Março-29-53. O Diário é uma forma patológica de comportamento. Os seus autores não são doentes de nenhuma doença que possa classificar-se. São doentes de si mesmos. Eles reinventam ao mesmo tempo a doença, o médico e o remédio. Um Diário é a fabricação contínua dessa febre artificial, o mais injustificável dos processos literários de comunicar consigo próprio ou com o próximo.
O ato de fazer diário não tem defesa possível a não ser para quem tiver a coragem pública de Montaigne de se confessar mais interessante que o resto do Universo. Como processo de autoconhecimento é ilusório. É o ato de escrever um diário que é mais revelador sobre a alma de quem o escreve do que tudo quanto nele se escreve. O único tipo de Diário justificável seria de caráter puramente utilitário, eu quero dizer de utilidade imediata e pessoal, no género de um livro de cozinha onde se registem receitas úteis...
A grande justificação moral do Diário é a de ser uma tentativa de esclarecimento total do Homem através da humanidade de um homem. Esta vontade de sinceridade arrasta-se de Montaigne a Rousseau, de Rousseau a Gide; mas é uma falsíssima sinceridade. O diário é tanto mais sincero (ou tem mais possibilidades) quanto o seu autor mantenha consigo mesmo a relação de um público com um desconhecido absoluto. Um literato que escreve um diário só pode fazer um diário literário. Ele eliminou, escolheu, escolheu-se, pensou. A pose é absolutamente flagrante quando o autor exprime a vontade absurda de não posar. Escrever é já posar mesmo quando a intenção é simplesmente objetiva: escrever um diário é posar permanentemente para si mesmo.
(...)
Que vale passarmos a vida a construirmo-nos para nós mesmos como isentos, puros, excecionais, generosos, humildes quando denunciamos uma avidez de nós próprios ignorada ou um tom de voz, um orgulho insuspeitado que afronta os céus? Porquê testemunhar da nossa radical solidão? Talvez seja radical sim, mas a desse que se sentou ao meu lado no elétrico e que quis talvez dizer-me alguma coisa que jamais me diria?
Solitários esses que têm cinco, dez volumes para escarrar na face do público a sua solidão não soltária, a sua divina solidão?
MERDA.
Vence, 3 de fevereiro 91. De regresso de um passeio breve abro a cancela do jardim e deparo comigo absorto diante do cipreste que projeta a magra sombra no branco da casa.

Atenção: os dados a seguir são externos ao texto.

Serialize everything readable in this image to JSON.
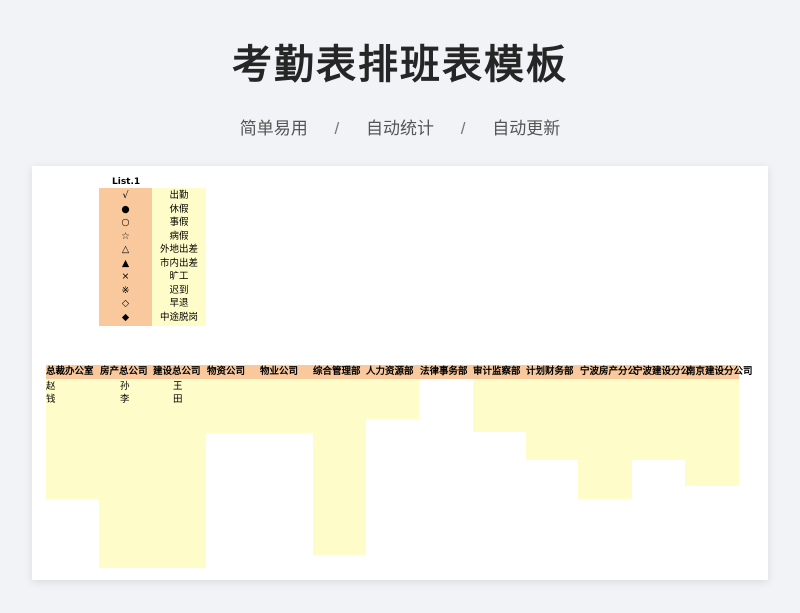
{
  "page": {
    "title": "考勤表排班表模板",
    "subtitle_items": [
      "简单易用",
      "自动统计",
      "自动更新"
    ],
    "subtitle_separator": "/"
  },
  "legend": {
    "title": "List.1",
    "items": [
      {
        "symbol": "√",
        "label": "出勤"
      },
      {
        "symbol": "●",
        "label": "休假"
      },
      {
        "symbol": "○",
        "label": "事假"
      },
      {
        "symbol": "☆",
        "label": "病假"
      },
      {
        "symbol": "△",
        "label": "外地出差"
      },
      {
        "symbol": "▲",
        "label": "市内出差"
      },
      {
        "symbol": "×",
        "label": "旷工"
      },
      {
        "symbol": "※",
        "label": "迟到"
      },
      {
        "symbol": "◇",
        "label": "早退"
      },
      {
        "symbol": "◆",
        "label": "中途脱岗"
      }
    ]
  },
  "departments": {
    "headers": [
      "总裁办公室",
      "房产总公司",
      "建设总公司",
      "物资公司",
      "物业公司",
      "综合管理部",
      "人力资源部",
      "法律事务部",
      "审计监察部",
      "计划财务部",
      "宁波房产分公",
      "宁波建设分公",
      "南京建设分公司"
    ],
    "rows": [
      [
        "赵",
        "孙",
        "王"
      ],
      [
        "钱",
        "李",
        "田"
      ]
    ]
  },
  "colors": {
    "header_fill": "#f9c99d",
    "list_fill": "#fefdc9",
    "background": "#f1f3f6"
  }
}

Assim, distraído de mim, no intervalo de nada, descobri num segundo que são as coisas que nos amam e não o contrário. Em silêncio amparam-nos por existir sem ter existência e esta calada vida é um olhar pousado sobre nós. Um aceno de olhos, um abraço sem mãos. De quem?
Guarda, outubro de 95. Quem não quer ser homenageado não aceita homenagens. Eu não tive a coragem de a não aceitar. Parecia-me um orgulho maior do que recebê-la como dádiva dos outros. Mas sei que a pagarei cara. Quando a revista «Prelo» me consagrou um número especial [Maio de 1984] fiquei seis meses sem poder escrever uma linha. Talvez mais vivo para outros. Mas de luto por mim mesmo.